OpenAI updated ChatGPT to more accurately detect risk in sensitive conversations
OpenAI has updated ChatGPT’s safeguards for sensitive conversations. The model now does a better job of noticing when risk emerges not in a single message, but

OpenAI described safety updates to ChatGPT that help the model better understand context in sensitive conversations. The system has become more accurate at noticing when risk doesn't manifest immediately but accumulates as the dialogue progresses or even across separate chats.
Why Context Matters
In a regular message, a user might ask something neutral or ambiguous, and without previous exchanges, such a request looks harmless. But if there were earlier signs of distress, talk of self-harm, or hints of causing harm to others, the meaning changes dramatically. OpenAI focused the update precisely on such cases: the model was trained to better connect signals from multiple messages and intensify caution not in all conversations indiscriminately, but only where truly alarming signs appear.
The company states that these are rare but critically important scenarios—primarily suicide, self-harm, and threats to others. In such situations, ChatGPT should not simply respond formally but be able to timely refuse dangerous details, reduce conversational intensity, and gently redirect the user toward safer help. The goal of the update is not to make the model overly anxious, but to teach it to distinguish ordinary conversations from genuinely risky episodes.
What Changed
The key innovation is safety summaries—brief factual notes about important safety context. They are created by a separate model trained for safety reasoning tasks and used only in rare cases when there is a serious risk signal.

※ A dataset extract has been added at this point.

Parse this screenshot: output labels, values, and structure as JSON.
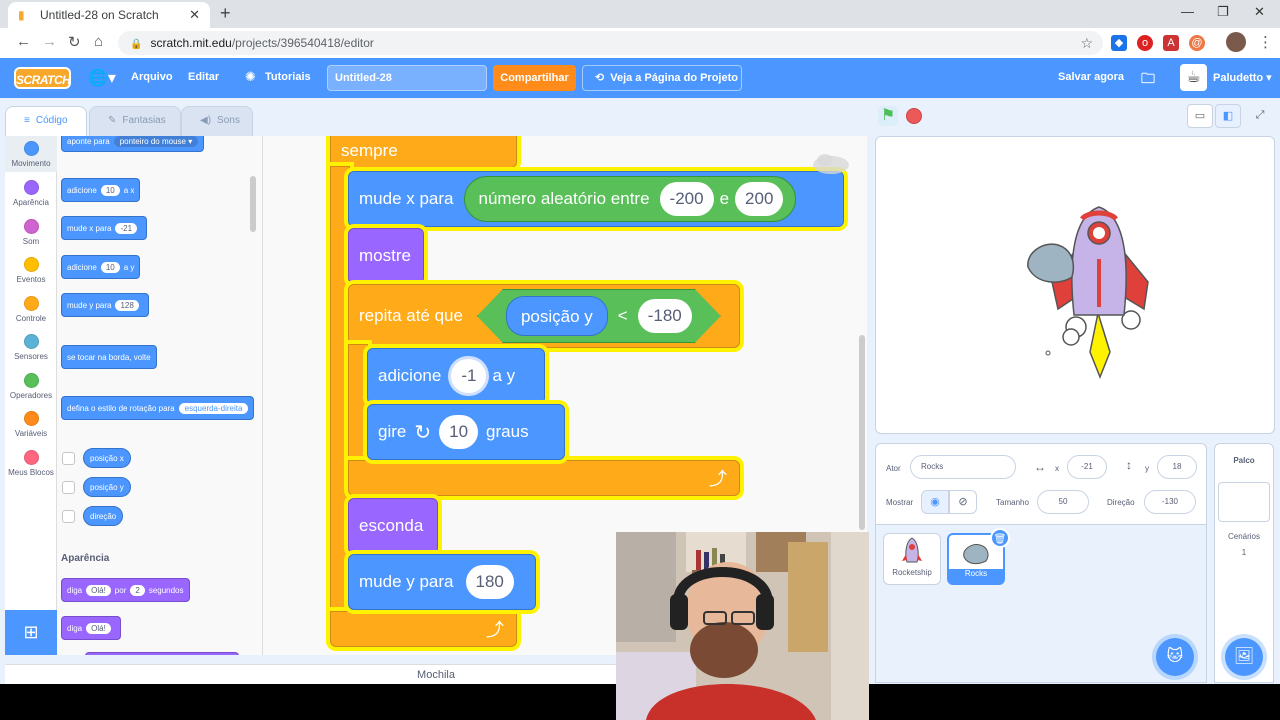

According to OpenAI's description, these notes are not general personalization and do not become long-term memory about the user: they are stored for a limited time and applied only when past context is truly needed for a safer response.
- Match signals from current and past messages
- Help account for risk across separate chats
- Signal the model when conversation de-escalation is needed
- Strengthen refusal of dangerous request details
- Redirect the user toward safer alternatives
OpenAI separately emphasizes that the system was developed not only within the safety team. The work involved psychiatrists and psychologists from the Global Physicians Network, including specialists in forensic psychology, suicide prevention, and self-harm prevention. They helped determine at which moments safety summaries should be created, how much previous context is truly useful, and how long the model should consider it when responding. This is an important detail: the company relied not only on general heuristics but on the practice of specialists who work with such crisis cases.
What Tests Showed
OpenAI provides several internal metrics. In long scenarios within a single conversation, the share of safe responses increased by 50% in cases related to suicide and self-harm, and by 16% in cases of harm to others. The company separately tested performance across multiple conversations and on several models.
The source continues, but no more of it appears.